Van scholier naar student: wat verandert er nu echt?
"Ja hoor! Ik heb 'm! Nu kan het leven echt beginnen!" Daar stond ik dan, glunderend met vwo-diploma en champagne in de hand, de sleutel voor de toekomst. Feestjes, vakantie en vrijheid lagen aan mijn voeten. Kort daarna werd ik volwassen, ein-de-lijk achttien. Op het eerste ogenblik voelde ik me heel oud, maar daarna kwam het echte besef. Na de zomer ben ik student, ga ik uit huis en bouw ik een ander leven op.
Waar ik eerst vanaf de eerste klas al uitkeek naar het einde van de middelbare school, vind ik het nu te snel gegaan.

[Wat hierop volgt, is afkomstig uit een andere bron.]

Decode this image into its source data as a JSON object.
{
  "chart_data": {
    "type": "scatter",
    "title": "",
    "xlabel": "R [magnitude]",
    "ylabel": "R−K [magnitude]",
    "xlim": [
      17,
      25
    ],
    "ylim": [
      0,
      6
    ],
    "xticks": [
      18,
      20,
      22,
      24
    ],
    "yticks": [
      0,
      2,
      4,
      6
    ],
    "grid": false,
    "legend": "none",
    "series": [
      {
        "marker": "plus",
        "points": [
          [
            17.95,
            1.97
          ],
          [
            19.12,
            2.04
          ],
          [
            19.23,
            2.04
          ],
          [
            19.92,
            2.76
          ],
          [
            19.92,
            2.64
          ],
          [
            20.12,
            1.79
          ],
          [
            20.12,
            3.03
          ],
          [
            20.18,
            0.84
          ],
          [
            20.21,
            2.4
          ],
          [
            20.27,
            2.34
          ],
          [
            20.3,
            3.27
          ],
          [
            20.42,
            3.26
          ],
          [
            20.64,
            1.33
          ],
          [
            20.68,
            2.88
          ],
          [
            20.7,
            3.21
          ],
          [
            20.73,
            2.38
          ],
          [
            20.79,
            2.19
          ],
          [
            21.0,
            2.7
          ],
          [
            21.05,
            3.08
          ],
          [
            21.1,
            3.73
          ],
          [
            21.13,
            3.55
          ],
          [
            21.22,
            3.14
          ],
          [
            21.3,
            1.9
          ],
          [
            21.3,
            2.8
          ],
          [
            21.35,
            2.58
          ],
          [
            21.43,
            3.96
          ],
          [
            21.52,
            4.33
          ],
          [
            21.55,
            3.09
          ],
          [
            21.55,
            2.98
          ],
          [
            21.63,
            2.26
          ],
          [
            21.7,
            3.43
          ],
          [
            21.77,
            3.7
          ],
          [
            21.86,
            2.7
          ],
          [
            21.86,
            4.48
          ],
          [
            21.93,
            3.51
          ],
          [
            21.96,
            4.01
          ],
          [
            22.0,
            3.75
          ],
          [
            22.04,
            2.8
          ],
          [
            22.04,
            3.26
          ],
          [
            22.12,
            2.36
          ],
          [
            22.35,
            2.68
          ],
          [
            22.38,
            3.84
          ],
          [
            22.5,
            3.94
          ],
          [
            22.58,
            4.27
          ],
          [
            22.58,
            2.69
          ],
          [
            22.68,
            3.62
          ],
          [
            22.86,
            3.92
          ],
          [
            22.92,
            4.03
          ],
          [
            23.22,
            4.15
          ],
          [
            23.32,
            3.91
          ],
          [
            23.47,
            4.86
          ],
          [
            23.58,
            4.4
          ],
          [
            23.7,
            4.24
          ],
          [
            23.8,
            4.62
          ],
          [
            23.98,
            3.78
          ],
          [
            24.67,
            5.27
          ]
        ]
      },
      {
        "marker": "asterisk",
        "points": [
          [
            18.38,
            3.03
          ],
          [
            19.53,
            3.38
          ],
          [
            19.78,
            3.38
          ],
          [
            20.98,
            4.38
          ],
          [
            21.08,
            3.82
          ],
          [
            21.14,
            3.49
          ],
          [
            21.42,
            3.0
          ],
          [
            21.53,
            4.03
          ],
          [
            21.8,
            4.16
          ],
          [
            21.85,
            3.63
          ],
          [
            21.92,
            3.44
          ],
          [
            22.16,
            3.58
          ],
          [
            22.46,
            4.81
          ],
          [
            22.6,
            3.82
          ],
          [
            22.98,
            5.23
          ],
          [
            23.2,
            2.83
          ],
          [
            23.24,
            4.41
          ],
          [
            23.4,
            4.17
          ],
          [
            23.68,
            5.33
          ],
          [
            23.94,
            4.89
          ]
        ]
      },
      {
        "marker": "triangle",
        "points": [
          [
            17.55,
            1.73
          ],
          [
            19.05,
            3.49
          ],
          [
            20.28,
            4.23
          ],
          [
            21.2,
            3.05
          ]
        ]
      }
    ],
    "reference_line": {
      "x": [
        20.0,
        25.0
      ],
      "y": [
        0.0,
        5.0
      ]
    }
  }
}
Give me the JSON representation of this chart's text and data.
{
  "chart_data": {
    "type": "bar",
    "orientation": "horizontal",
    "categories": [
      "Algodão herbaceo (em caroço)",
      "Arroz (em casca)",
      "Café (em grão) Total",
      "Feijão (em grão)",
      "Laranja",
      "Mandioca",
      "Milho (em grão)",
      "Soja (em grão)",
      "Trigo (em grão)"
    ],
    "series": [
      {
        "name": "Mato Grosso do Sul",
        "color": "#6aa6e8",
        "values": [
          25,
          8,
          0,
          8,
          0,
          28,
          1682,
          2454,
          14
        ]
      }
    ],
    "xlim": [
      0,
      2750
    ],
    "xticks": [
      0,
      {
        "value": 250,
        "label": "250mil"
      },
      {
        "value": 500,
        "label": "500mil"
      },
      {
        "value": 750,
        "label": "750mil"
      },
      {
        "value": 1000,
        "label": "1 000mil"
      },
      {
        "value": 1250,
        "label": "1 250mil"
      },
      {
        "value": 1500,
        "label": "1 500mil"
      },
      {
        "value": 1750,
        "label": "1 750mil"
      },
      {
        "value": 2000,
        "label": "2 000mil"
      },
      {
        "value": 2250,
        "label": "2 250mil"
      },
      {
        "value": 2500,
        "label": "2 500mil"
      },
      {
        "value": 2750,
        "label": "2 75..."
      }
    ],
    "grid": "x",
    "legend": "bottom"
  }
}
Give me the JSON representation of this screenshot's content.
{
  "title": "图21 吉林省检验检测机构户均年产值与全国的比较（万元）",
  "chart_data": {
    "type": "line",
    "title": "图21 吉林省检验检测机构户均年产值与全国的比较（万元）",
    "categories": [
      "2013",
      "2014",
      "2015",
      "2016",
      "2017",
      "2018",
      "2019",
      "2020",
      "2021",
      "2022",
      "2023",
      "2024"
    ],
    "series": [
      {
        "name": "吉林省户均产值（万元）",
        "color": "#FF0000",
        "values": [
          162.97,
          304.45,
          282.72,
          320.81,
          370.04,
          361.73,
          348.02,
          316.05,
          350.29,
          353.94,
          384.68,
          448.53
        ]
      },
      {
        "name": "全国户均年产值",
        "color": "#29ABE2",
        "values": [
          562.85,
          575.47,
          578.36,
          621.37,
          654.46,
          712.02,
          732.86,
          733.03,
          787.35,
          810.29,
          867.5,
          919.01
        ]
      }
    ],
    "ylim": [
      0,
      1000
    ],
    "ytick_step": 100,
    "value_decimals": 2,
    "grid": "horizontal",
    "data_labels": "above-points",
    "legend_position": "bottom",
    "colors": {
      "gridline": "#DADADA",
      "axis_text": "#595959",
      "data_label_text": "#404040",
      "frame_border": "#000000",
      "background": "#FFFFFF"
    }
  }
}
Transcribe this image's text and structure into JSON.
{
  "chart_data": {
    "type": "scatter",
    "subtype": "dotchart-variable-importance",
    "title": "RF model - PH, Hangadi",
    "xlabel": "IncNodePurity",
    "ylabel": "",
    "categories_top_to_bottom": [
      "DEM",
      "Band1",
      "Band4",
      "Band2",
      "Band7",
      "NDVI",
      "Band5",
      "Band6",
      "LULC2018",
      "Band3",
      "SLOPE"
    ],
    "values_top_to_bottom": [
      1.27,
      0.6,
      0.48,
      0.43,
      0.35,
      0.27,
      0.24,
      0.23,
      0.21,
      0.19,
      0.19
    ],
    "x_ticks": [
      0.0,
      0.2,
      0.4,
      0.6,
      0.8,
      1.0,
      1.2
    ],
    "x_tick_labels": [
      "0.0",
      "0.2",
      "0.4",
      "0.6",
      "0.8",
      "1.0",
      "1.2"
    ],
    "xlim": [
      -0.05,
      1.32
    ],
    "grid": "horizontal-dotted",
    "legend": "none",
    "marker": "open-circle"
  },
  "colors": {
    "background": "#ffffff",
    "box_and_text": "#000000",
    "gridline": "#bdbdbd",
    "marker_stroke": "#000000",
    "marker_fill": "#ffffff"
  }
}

En dat besef kwam pas echt toen ik in de auto zat naar huis na mijn diplomering. Nooit meer lachen tijdens wiskundelessen. Nooit meer met je klasgenoten wandelen naar de supermarkt in de pauze. En nooit meer niks doen tijdens een tussenuur. Ik heb nu de langste vakantie gehad waarvan ik ooit heb kunnen dromen, maar desondanks begon ik op de helft van de vakantie al heel erg te twijfelen. Wanneer komt mijn rooster erop? Welke boeken moet ik halen? Hoe moet ik vrienden maken?
Even wennen
Via een vaag mailtje en wat vrienden kwam ik op een gegeven moment op de site van mijn rooster. En ik snapte er niks van. Overal staan gekleurde blokken met namen, codes en klaslokalen. Je hebt dus hoorcolleges en werkcolleges. De hoorcolleges heb ik met mijn hele studie, maar de werkcolleges heb je weer met kleinere groepen. Het rooster via de middelbare school begin ik toch wel iets meer te waarderen. Maar dat is natuurlijk altijd achteraf zo. Ook bevinden je lessen op de middelbare school zich allemaal in hetzelfde gebouw. Op de hogeschool of universiteit zit dat anders; dan heb je je lessen soms op wel drie verschillende locaties per dag. Dat is best even wennen.
En dan die studieboeken, die zijn toch dik! Van de middelbare school kreeg je aan het begin van het jaar netjes een stapel, soms met vieze vlekken of ezelsoren van de scholieren voor jou, en waren alle boeken en alle licenties gewoon voor jou geregeld. Als student moet je je boeken zelf kopen op tweedehandssites of bijvoorbeeld via de studievereniging van jouw studie.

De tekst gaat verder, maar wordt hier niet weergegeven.